Vanakker Olivier, Vilain Catheline, Janssens Katrien, Van der Aa Nathalie, Smits Guillaume, Bandelier Claude, Blaumeiser Bettina, Bulk Saskia, Caberg Jean-Hubert, De Leener Anne, De Rademaeker Marjan, de Ravel Thomy, Desir Julie, Destree Anne, Dheedene Annelies, Gaillez Stéphane, Grisart Bernard, Hellin Ann-Cécile, Janssens Sandra, Keymolen Kathelijn, Menten Björn, Pichon Bruno, Ravoet Marie, Revencu Nicole, Rombout Sonia, Staessens Catherine, Van Den Bogaert Ann, Van Den Bogaert Kris, Vermeesch Joris R, Kooy Frank, Sznajer Yves, Devriendt Koen
Center for Medical Genetics, Universiteit Gent, Belgium.
Center for Medical Genetics, Université Libre de Bruxelles, Belgium.
Eur J Med Genet. 2014 Mar;57(4):151-6. doi: 10.1016/j.ejmg.2014.02.002. Epub 2014 Feb 15.
After their successful introduction in postnatal testing, genome-wide arrays are now rapidly replacing conventional karyotyping in prenatal diagnostics.
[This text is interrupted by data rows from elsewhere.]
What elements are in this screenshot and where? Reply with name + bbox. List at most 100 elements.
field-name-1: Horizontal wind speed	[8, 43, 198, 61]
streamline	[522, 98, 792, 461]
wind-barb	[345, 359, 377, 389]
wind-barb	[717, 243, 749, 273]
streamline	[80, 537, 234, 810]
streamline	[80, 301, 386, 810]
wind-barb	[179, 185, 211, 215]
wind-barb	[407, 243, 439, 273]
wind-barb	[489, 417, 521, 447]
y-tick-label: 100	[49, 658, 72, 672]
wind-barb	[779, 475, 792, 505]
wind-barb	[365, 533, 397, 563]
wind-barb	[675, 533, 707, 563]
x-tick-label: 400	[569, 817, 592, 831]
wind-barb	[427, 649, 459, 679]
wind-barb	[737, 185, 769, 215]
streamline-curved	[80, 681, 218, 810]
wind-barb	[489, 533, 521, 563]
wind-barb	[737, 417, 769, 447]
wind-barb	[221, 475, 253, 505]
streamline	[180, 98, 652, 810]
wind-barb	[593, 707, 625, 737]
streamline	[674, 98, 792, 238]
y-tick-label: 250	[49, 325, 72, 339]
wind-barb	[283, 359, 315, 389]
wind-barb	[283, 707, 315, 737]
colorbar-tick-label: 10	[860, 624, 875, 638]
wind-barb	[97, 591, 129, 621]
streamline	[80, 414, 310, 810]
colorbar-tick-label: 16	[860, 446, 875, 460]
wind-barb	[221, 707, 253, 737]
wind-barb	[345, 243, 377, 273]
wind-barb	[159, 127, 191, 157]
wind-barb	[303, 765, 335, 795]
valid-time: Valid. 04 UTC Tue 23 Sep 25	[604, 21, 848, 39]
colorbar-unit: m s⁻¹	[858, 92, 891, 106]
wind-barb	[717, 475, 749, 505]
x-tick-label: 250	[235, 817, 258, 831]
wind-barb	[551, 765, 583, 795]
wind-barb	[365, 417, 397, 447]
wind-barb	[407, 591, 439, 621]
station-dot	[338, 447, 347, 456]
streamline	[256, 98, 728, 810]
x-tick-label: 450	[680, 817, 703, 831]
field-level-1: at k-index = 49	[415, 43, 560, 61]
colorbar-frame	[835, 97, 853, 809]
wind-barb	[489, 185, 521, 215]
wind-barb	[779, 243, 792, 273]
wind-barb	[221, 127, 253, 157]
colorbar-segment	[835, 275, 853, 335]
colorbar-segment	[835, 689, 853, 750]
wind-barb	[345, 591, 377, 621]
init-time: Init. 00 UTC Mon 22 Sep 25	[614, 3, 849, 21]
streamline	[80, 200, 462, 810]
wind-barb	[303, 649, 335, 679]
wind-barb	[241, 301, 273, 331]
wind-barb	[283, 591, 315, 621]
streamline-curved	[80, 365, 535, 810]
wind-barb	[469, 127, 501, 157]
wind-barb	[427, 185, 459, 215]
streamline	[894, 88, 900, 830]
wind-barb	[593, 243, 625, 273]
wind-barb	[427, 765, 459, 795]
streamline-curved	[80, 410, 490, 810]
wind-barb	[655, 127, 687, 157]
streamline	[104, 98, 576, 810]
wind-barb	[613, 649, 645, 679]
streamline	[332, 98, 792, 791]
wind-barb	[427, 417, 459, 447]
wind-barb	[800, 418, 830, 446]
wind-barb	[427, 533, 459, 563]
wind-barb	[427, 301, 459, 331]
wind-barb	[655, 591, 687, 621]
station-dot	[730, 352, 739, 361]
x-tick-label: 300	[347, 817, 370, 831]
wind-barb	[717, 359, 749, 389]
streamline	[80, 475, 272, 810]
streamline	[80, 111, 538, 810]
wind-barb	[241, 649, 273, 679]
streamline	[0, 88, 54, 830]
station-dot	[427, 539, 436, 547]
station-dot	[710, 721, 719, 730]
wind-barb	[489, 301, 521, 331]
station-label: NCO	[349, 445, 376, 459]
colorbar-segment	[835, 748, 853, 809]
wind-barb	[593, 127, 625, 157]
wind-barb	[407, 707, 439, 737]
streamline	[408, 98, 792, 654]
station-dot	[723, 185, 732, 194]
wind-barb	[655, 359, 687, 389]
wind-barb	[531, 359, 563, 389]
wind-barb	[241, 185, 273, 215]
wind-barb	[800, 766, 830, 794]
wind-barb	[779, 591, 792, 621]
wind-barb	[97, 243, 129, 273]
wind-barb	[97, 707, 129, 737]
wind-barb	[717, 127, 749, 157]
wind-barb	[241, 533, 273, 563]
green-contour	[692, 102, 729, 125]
While previous studies have demonstrated the advantages of this method, we are confronted with difficulties regarding the technology and the ethical dilemmas inherent to genomic arrays. These include indication for testing, array design, interpretation of variants and how to deal with variants of unknown significance and incidental findings. The experiences with these issues reported in the literature are most often from single centres. Here, we report on a national consensus approach how microarray is implemented in all genetic centres in Belgium. These recommendations are subjected to constant re-evaluation based on our growing experience and can serve as a useful tool for those involved in prenatal diagnosis.
在全基因组阵列成功应用于产后检测后,如今在产前诊断中它正迅速取代传统的核型分析。尽管先前的研究已证明了该方法的优势,但我们在技术以及基因组阵列所固有的伦理困境方面仍面临困难。这些困难包括检测指征、阵列设计、变异解读以及如何处理意义未明的变异和偶然发现。文献中报道的关于这些问题的经验大多来自单一中心。在此,我们报告一种全国性的共识方法,即微阵列在比利时所有遗传中心的实施方式。基于我们不断积累的经验,这些建议会持续接受重新评估,可为参与产前诊断的人员提供有用的工具。